Dans un mémorandum adressé à l’Institut national pour l’environnement et la recherche agricole (INERA), le Collectif citoyen pour l’agro écologie(CCAE) demande toute cessation d’activité avec la firme agrochimique Monsanto sous peine de trouver sur son chemin des gens déterminés à prendre leur responsabilité.

L’on se souvient de la marche organisée, le 23 mai 2015 à Ouagadougou où certains anti- organismes génétiquement modifiés (OGM) ont exprimé leur ras-le-bol contre la firme agrochimique Monsanto. Constatant le résultat improductif de la marche, le Collectif citoyen pour l’agro écologie (CCAE) dans ce mémorandum entend mobiliser « sa troupe » le 8 octobre prochain pour s’opposer aux OGM et à leurs promoteurs par une marche dans la capitale burkinabè.

« Nous interpellons l’INERA sur son rôle passé, présent et futur dans l’imposition des OGM à notre pays », précise le contenu du mémorandum.

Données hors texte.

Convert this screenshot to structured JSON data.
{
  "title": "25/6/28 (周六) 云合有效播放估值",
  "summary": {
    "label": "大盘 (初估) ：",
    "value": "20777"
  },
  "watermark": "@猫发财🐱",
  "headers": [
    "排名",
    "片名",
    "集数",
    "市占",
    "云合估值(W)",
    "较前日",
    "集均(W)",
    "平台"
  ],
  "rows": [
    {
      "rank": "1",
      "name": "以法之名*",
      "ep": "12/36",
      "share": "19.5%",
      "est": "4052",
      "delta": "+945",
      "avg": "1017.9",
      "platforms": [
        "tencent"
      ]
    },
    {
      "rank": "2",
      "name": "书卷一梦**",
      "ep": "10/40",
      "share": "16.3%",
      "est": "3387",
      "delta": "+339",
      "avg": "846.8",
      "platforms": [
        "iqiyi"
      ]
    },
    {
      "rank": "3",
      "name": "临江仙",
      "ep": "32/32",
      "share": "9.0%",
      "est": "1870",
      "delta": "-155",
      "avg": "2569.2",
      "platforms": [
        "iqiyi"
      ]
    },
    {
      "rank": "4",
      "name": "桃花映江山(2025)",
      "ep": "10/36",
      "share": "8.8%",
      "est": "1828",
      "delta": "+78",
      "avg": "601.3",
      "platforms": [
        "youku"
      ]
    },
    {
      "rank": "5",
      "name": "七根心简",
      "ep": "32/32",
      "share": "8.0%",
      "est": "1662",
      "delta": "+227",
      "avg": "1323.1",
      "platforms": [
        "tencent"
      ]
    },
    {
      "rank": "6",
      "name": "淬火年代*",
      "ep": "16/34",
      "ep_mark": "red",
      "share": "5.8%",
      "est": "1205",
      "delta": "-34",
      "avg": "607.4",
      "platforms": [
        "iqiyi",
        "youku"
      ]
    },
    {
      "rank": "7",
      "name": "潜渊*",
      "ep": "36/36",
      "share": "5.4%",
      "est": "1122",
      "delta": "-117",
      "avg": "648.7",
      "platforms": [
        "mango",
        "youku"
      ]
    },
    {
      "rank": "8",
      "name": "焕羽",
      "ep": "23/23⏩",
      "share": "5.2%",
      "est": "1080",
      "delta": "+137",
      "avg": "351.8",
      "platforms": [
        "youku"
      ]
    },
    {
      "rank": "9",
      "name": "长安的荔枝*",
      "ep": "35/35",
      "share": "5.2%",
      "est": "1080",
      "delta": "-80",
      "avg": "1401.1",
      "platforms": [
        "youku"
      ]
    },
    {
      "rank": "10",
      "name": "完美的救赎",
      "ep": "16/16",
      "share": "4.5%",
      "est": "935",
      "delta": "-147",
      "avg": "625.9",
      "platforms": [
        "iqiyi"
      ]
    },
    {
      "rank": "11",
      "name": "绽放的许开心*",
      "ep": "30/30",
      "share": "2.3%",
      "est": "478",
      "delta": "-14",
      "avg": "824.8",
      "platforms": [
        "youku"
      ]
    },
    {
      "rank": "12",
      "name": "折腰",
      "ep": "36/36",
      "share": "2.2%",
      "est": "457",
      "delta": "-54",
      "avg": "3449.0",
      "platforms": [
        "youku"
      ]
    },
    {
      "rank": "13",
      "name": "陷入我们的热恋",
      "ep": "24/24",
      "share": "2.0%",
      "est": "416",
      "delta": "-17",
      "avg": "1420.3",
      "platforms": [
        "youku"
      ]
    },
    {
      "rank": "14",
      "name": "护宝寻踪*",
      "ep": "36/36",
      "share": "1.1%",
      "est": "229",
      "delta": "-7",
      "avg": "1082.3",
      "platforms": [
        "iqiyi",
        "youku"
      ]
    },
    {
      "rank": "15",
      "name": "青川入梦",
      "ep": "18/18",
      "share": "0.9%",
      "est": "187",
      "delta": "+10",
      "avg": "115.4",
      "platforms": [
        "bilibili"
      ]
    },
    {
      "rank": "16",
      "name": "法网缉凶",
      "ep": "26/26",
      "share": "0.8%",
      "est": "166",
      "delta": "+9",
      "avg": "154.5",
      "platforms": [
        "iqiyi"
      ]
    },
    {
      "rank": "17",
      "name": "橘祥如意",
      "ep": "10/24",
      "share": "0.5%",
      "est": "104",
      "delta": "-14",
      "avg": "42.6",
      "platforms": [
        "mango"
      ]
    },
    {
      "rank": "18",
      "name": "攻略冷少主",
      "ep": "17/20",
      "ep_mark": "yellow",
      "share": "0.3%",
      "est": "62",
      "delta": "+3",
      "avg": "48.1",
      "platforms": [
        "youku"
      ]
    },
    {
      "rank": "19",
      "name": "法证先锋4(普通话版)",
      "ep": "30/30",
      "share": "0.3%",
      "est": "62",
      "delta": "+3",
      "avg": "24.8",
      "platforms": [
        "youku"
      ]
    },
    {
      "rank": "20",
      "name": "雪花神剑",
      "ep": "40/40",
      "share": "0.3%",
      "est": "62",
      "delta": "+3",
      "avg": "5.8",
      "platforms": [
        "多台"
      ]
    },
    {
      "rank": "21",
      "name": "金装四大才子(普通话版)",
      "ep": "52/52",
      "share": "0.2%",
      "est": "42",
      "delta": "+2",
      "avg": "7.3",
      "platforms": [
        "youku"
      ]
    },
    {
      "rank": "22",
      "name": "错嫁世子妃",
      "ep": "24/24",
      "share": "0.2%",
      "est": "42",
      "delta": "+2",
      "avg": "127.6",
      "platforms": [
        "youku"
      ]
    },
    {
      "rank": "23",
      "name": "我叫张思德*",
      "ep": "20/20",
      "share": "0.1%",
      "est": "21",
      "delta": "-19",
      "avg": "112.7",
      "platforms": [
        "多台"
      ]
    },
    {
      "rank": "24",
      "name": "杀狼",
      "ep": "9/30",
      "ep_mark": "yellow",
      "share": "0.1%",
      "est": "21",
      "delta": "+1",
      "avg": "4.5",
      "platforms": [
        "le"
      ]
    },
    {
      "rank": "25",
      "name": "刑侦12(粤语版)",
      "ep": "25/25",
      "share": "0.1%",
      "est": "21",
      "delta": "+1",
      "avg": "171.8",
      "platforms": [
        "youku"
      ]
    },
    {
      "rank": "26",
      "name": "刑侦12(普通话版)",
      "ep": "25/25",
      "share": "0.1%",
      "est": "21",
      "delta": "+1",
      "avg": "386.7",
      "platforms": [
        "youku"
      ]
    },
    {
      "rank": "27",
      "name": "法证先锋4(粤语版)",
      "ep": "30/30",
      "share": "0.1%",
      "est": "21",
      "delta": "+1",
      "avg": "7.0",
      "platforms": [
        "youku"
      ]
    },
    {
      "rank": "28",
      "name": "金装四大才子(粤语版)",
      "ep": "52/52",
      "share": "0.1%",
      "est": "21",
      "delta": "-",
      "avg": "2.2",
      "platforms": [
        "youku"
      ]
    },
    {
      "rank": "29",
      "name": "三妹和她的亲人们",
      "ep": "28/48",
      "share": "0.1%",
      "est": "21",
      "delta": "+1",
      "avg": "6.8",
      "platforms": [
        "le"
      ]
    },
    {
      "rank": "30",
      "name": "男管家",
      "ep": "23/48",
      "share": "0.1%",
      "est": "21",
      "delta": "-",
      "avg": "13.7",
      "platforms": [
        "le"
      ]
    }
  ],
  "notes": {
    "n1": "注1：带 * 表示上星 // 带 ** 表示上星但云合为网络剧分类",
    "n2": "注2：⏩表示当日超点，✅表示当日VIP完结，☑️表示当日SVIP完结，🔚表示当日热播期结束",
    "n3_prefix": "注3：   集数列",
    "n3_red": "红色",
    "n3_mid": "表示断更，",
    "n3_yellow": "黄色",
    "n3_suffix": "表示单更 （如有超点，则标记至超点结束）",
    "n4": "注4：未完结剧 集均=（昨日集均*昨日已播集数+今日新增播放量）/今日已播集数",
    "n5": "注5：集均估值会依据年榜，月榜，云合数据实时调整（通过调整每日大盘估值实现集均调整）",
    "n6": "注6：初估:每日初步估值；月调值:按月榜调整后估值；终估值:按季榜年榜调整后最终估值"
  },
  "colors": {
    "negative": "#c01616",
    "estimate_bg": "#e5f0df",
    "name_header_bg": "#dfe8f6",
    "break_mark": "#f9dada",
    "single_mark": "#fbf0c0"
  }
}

A en croire le CCAE, cette note ne vise pas à stigmatiser l’ensemble des chercheurs de l’INERA ni l’institut en tant que telle mais elle souhaite que l’INERA se prononce clairement sur ses futures orientations eu égard à la question des OGM.

                        Quelles responsabilités pour le fiasco du coton Bt ?

Selon le CCAE, le Burkina Faso s’est lancé dans la culture des OGM notamment le coton BollgardII (Bt) en 2001 en violation de la convention sur la biodiversité de 1992 et du protocole de Carthagène sur la biosécurité de 2000.

 Ces traités internationaux stipulent que les pays concernés doivent se munir d’un cadre législatif et prendre les plus grandes précautions avant de commencer la culture des OGM. Toute chose qui, selon le CCAE n’a pas été le cas dans le contexte du Burkina Faso.

« C’est très tardivement  que le Burkina Faso a fait ratifier par le parlement, en avril 2006, le régime de sécurité en biotechnologie sans connaître les enjeux et les risques pour notre agriculture, notre environnement et notre santé… »,  fait savoir le CCAE.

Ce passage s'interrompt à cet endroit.